E’ la domanda di uno che volutamente ignora Gesù di cui si parla molto al punto che i potenti di allora si sono spaventati e hanno ordito il tradimento e la cattura. L’eco delle sue parole risuonava per quelle terre, le folle lo seguivano, i miracoli erano quotidiani, e il potere si chiede cosa mai abbia fatto.

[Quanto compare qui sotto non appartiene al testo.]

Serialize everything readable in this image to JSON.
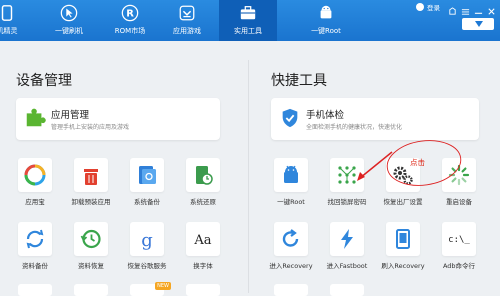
{
  "nav": {
    "items": [
      {
        "label": "机精灵",
        "icon": "phone-assistant-icon"
      },
      {
        "label": "一键刷机",
        "icon": "cursor-flash-icon"
      },
      {
        "label": "ROM市场",
        "icon": "rom-market-icon"
      },
      {
        "label": "应用游戏",
        "icon": "apps-games-icon"
      },
      {
        "label": "实用工具",
        "icon": "toolbox-icon",
        "active": true
      },
      {
        "label": "一键Root",
        "icon": "android-root-icon"
      }
    ],
    "login_label": "登录"
  },
  "left_section": {
    "title": "设备管理",
    "card": {
      "title": "应用管理",
      "subtitle": "管理手机上安装的应用及游戏",
      "icon": "puzzle-icon"
    },
    "tools": [
      {
        "label": "应用宝",
        "icon": "yingyongbao-icon"
      },
      {
        "label": "卸载预装应用",
        "icon": "trash-icon"
      },
      {
        "label": "系统备份",
        "icon": "system-backup-icon"
      },
      {
        "label": "系统还原",
        "icon": "system-restore-icon"
      },
      {
        "label": "资料备份",
        "icon": "sync-icon"
      },
      {
        "label": "资料恢复",
        "icon": "history-icon"
      },
      {
        "label": "恢复谷歌服务",
        "icon": "google-icon"
      },
      {
        "label": "换字体",
        "icon": "font-icon"
      }
    ],
    "badge": "NEW"
  },
  "right_section": {
    "title": "快捷工具",
    "card": {
      "title": "手机体检",
      "subtitle": "全面检测手机的健康状况，快速优化",
      "icon": "shield-check-icon"
    },
    "tools": [
      {
        "label": "一键Root",
        "icon": "android-root-icon"
      },
      {
        "label": "找回锁屏密码",
        "icon": "pattern-lock-icon"
      },
      {
        "label": "恢复出厂设置",
        "icon": "gears-icon"
      },
      {
        "label": "重启设备",
        "icon": "loading-icon"
      },
      {
        "label": "进入Recovery",
        "icon": "refresh-arrow-icon"
      },
      {
        "label": "进入Fastboot",
        "icon": "lightning-icon"
      },
      {
        "label": "刷入Recovery",
        "icon": "tablet-icon"
      },
      {
        "label": "Adb命令行",
        "icon": "terminal-icon"
      }
    ]
  },
  "annotation": {
    "text": "点击"
  },
  "colors": {
    "nav": "#1f7fd9",
    "nav_active": "#0f5fb7",
    "annotation": "#dd2222"
  }
}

E’ la stessa domanda che molti si pongono nei riguardi della Chiesa, oggi: «Cosa fa?». Se non si ha la capacità di “ vedere” la domanda è legittima, ma si fa torto alle migliaia di persone che seguono le orme del Signore con scelte radicali, nella fedeltà a ciò che Lui ha detto. Allo stesso tempo però è una domanda che dobbiamo porre a noi stessi in tutta sincerità: «Cosa faccio?».
Tutta la predicazione di Gesù ha avuto una finalità: l’annuncio del Regno. E’ la proposta alternativa nella quale è re chi serve, dove i poveri vengono invitati a fastosi banchetti pur senza indossare abiti firmati, dove le diversità vengono accolte, dove gli umili vengono esaltati, dove i lebbrosi guariscono, dove le donne sono considerate, dove i bambini vengono accarezzati nel rispetto della loro innocenza e gli anziani conservano il loro ruolo di portatori di saggezza.

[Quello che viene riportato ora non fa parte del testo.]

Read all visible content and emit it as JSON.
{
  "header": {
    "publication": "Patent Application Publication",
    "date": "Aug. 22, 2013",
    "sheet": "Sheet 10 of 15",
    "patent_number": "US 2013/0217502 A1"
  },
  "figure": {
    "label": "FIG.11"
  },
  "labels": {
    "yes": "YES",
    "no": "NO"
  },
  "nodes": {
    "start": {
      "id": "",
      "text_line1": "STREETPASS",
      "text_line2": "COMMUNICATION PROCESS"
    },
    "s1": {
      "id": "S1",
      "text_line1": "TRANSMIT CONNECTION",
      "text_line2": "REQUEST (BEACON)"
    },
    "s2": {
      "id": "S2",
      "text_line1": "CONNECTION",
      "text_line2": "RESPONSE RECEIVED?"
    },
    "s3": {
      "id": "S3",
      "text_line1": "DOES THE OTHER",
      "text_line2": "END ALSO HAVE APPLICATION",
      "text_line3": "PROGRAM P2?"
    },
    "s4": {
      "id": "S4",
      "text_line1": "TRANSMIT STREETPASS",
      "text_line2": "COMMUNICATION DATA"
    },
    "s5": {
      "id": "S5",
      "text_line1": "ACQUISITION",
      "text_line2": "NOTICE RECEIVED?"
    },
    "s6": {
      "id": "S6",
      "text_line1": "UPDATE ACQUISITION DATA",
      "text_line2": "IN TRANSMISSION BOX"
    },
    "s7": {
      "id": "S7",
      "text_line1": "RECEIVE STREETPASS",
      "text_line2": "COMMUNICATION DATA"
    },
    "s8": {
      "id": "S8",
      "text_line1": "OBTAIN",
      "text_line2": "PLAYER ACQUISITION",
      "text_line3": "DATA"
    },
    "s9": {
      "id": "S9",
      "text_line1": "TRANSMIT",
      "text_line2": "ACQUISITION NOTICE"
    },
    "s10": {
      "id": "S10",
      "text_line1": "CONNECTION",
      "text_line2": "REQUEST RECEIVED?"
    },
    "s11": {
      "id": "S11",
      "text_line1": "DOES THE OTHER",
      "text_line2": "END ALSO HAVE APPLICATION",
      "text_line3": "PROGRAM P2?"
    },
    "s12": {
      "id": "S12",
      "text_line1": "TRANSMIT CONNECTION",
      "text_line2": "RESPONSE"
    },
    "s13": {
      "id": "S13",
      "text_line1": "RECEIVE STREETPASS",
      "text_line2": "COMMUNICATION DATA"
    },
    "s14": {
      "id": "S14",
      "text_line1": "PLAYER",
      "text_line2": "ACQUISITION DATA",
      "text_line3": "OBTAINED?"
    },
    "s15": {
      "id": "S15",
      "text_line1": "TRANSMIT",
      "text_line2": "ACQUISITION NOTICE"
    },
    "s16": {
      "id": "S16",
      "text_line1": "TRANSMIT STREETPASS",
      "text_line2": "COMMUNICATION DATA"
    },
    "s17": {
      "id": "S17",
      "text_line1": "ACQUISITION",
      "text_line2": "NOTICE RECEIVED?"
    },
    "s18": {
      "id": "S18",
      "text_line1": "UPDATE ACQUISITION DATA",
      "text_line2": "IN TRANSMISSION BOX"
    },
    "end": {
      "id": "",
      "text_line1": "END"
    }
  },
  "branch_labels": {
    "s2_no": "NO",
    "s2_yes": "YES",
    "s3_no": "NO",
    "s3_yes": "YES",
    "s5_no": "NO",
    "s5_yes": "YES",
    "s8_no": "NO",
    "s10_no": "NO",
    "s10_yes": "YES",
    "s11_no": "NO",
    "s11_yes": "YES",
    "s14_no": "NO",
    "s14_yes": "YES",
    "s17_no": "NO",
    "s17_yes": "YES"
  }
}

E’ un regno formato da noi che, con il battesimo, abbiamo ricevuto l’unzione ad essere sacerdoti, re e profeti: possiamo offrire i sacrifici della vita, servire chi è nel bisogno e diffondere la Parola. Siamo tutti chiamati a rendere visibile il Regno con una testimonianza credibile.
Gesù ha detto: «Per questo io sono nato e per questo sono venuto nel mondo: per dare testimonianza alla verità. Chiunque è dalla verità, ascolta la mia voce». Pilato non è dalla parte della verità e non ha ascoltato la voce, le parole di Gesù, ma noi?

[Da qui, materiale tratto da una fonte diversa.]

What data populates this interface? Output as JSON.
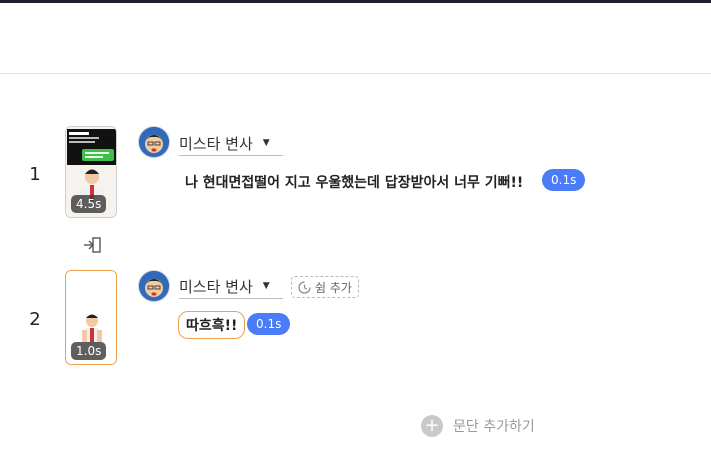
{
  "scenes": [
    {
      "number": "1",
      "duration": "4.5s",
      "speaker": "미스타 변사",
      "text": "나 현대면접떨어 지고 우울했는데 답장받아서 너무 기뻐!!",
      "pause": "0.1s"
    },
    {
      "number": "2",
      "duration": "1.0s",
      "speaker": "미스타 변사",
      "rest_button": "쉼 추가",
      "text": "따흐흑!!",
      "pause": "0.1s"
    }
  ],
  "add_paragraph_label": "문단 추가하기",
  "colors": {
    "accent_blue": "#4a7cf7",
    "selection_orange": "#f0a04b",
    "top_bar": "#1c1f2e"
  },
  "icons": [
    "split-icon",
    "clock-icon",
    "plus-icon",
    "caret-down-icon"
  ]
}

E’ una domanda che deve scomodarci, deve metterci in qualche modo a disagio. Oggi i “pilato” si sono moltiplicati ed è diventata urgente la richiesta di una testimonianza coerente e veritiera. Come è scritto nel brano della seconda lettura, tratto dal libro dell’Apocalisse: “Gesù Cristo è il testimone fedele”. Egli è l’Alfa e l’Omèga, Colui che è, che era e che viene, l’Onnipotente!
Davanti a questa verità chiniamo il capo e l’accogliamo, pur nella nostra incapacità di comprendere la profondità del mistero che ci viene annunciato oggi.
A Colui che ci ama e ci ha liberati dai nostri peccati con il suo sangue, che ha fatto di noi un regno, sacerdoti per il suo Dio e Padre, a lui la gloria e la potenza nei secoli dei secoli. Amen”.
Queste parole sono state scritte da S. Giovanni, il discepolo preferito da Gesù. Quanto amore, quanta verità, quanta fede risplendono in questi versetti! Giovanni si sente amato da Gesù, sente di appartenergli in modo pieno e prorompe in questo grido di esultanza. E’ il canto dei redenti, di coloro che stanno davanti a Dio, giorno e notte, e lodano la Sua maestà infinita.

Gesù, mio Re, mio umile Signore perdona la mia incapacità di darti la lode, l’onore e la gloria che ti sono dovute. Nel mio cuore ho fatto spazio a idoli che non hanno capacità di amare. Oggi la Tua Parola viene a dirmi che mi hai liberata dai peccati con il tuo sangue perché mi ami. Accolgo questa verità nel profondo della mia anima mentre spero di essere in grado, un giorno non lontano, di prorompere in un canto di lode alla Tua Maestà. Amen.